Prime Minister Netanyahu's visits to the White House have been unlike previous Israeli leaders' visits to the White House, and certainly unlike the pomp and circumstance accompanying other nations' leaders' visits to the White House over the years.

After one of his meetings with Netanyahu, Barack Obama simply told the prime minister that he was going upstairs to have dinner. You wouldn't say that to an ordinary neighbor visiting in your home, without inviting him to join you.

Obama knew that. Netanyahu knew that. It was a calculated insult. And the American public would have heard about it, if so much of the media didn't have such a hear-no-evil, see-no-evil and speak-no-evil attitude in its coverage of Barack Obama.

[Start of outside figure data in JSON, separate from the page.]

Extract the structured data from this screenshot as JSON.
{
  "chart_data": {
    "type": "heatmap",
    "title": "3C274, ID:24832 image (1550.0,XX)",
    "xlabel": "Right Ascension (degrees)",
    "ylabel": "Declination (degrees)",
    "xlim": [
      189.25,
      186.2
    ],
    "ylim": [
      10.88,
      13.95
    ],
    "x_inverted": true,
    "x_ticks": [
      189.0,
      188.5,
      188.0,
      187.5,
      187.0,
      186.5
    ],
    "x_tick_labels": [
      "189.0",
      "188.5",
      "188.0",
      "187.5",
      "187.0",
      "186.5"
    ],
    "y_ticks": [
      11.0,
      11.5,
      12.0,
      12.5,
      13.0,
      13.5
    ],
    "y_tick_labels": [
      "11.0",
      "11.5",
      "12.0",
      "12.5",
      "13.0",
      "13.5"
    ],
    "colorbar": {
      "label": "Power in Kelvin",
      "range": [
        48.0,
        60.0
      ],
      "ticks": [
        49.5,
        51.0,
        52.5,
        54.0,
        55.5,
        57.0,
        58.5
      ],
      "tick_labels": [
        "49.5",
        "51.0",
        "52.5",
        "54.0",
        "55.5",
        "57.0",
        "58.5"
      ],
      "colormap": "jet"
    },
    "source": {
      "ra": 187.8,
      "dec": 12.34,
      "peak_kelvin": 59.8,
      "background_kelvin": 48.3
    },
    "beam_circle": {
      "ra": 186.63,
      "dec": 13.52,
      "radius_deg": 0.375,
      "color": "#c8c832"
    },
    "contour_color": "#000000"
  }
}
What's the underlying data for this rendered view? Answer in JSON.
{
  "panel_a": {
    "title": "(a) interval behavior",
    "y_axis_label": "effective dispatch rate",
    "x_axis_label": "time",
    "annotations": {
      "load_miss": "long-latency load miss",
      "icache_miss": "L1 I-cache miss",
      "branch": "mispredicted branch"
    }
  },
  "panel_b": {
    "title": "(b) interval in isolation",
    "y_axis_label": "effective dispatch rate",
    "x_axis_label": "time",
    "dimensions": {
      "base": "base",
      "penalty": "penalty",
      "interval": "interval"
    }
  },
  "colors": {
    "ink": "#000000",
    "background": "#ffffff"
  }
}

Visits to the White House by prime ministers of Britain — our oldest and staunchest ally — have likewise been downplayed and Obama's visit to the Queen of England was likewise conducted without the respect normally shown to a monarch. One of Obama's first acts upon reaching the White House was to return to the British embassy a bust of Winston Churchill, the most eminent statesman in Britain's history.

All of this is consistent with Obama's general approach to foreign policy — selling out our allies to curry favor with our adversaries. He flew to Moscow, shortly after taking office, to renege on the American commitment to put a missile shield in Eastern Europe, in hopes of getting a deal with the Russians.

Obama is politically savvy enough to know how to get his point across without blowing his cover.

The fate of the United States of America may depend on how savvy we the people are in seeing what he is doing — and how soon, before the situation becomes irretrievable.